Reared at Watsonville, the place of his birth, Charles A. Palmtag was graduated from the high school there in 1890 and then took a course in Heald's Business College at Santa Cruz. Following this preparation for a commercial career he was employed as a clerk in the Pajaro Valley Bank at Watsonville, now the Pajaro Valley National Bank, and ever since has been connected with that institution, the largest banking concern in Watsonville. It was on November 2, 1891, the day following the celebration of his nineteenth birthday, that Mr. Palmtag became connected with this bank, and he ever since has been giving his attention to its affairs, by successive promotions having been advanced through the posts of clerk, teller, assistant cashier and cashier to his present position as vice president of the bank. He long has been one of the leading stockholders of the bank and is a member of its directorate, for years having been recognized as one of the foremost figures in local financial circles. At one time he was appointed city treasurer to fill a vacancy in that office and by two successive reelections is still serving in that responsible civic capacity.

In 1896 Mr. Palmtag was united in marriage to Miss Grace Truman Lee of Ta-coma, Washington, and to this union three sons have been born: Alvin, now deceased; Lloyd and Raymond Palmtag. The family has a very pleasant home at Watsonville and Mr. and Mrs. Palmtag have ever taken an interested part in the city's general social and cultural activities. During the period of this country's participation in the World war Mrs. Palmtag was one of the active workers among the women in behalf of the Red Cross and other war service movements and upon the organization of the local chapter of the American Red Cross during that period of national stress Mr. Palmtag was elected its treasurer and has ever since been retained in that position. He also took a leading part in stimulating local war work and in encouraging subscriptions to the various Liberty loans and was chairman of the committee having in hand the last "drive" in that behalf, the popular "Victory" loan. He is an active member of the local branch of the Young Men's Christian Association and has for years been one of the earnest promoters of that useful organization's activities.

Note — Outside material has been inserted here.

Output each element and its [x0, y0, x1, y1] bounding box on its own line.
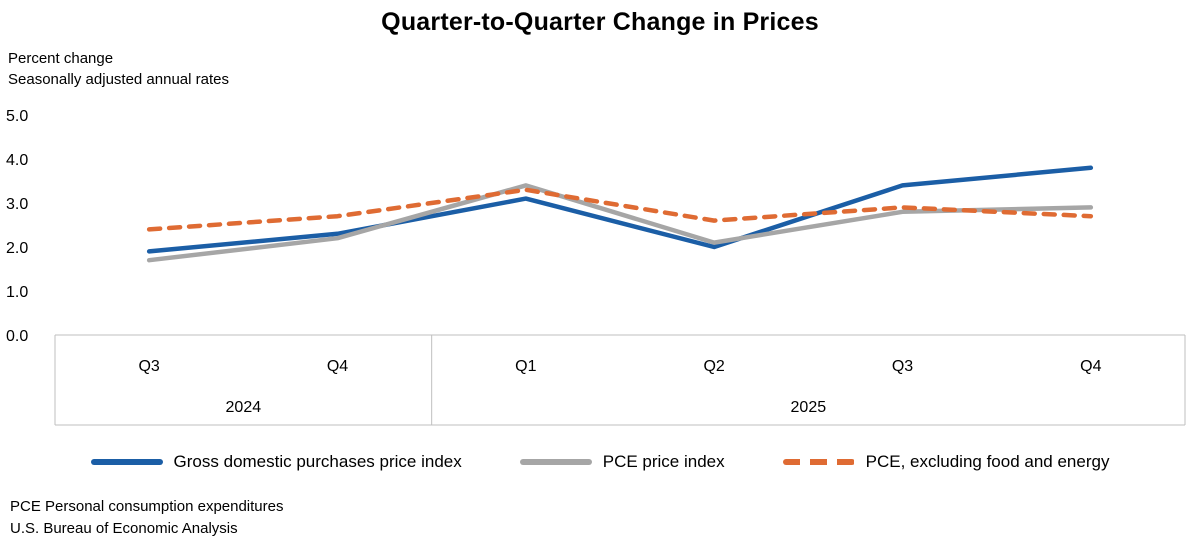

Mr. Palmtag is a member of the local parlor of the Native Sons of the Golden West, is a Knight Templar Mason and a Noble of the Ancient Arabic Order of Nobles of the Mystic Shrine and is also affiliated with the Benevolent Protective Order of Elks.

Source: History of Monterey and Santa Cruz Counties, California : cradle of California's history and romance : dating from the planting of the cross of Christendom upon the shores of Monterey Bay by Fr. Junipero Serra, and those intrepid adventurers who accompanied him, down to the present day. Chicago: S.J. Clarke Pub. Co., 1925, 890 pgs.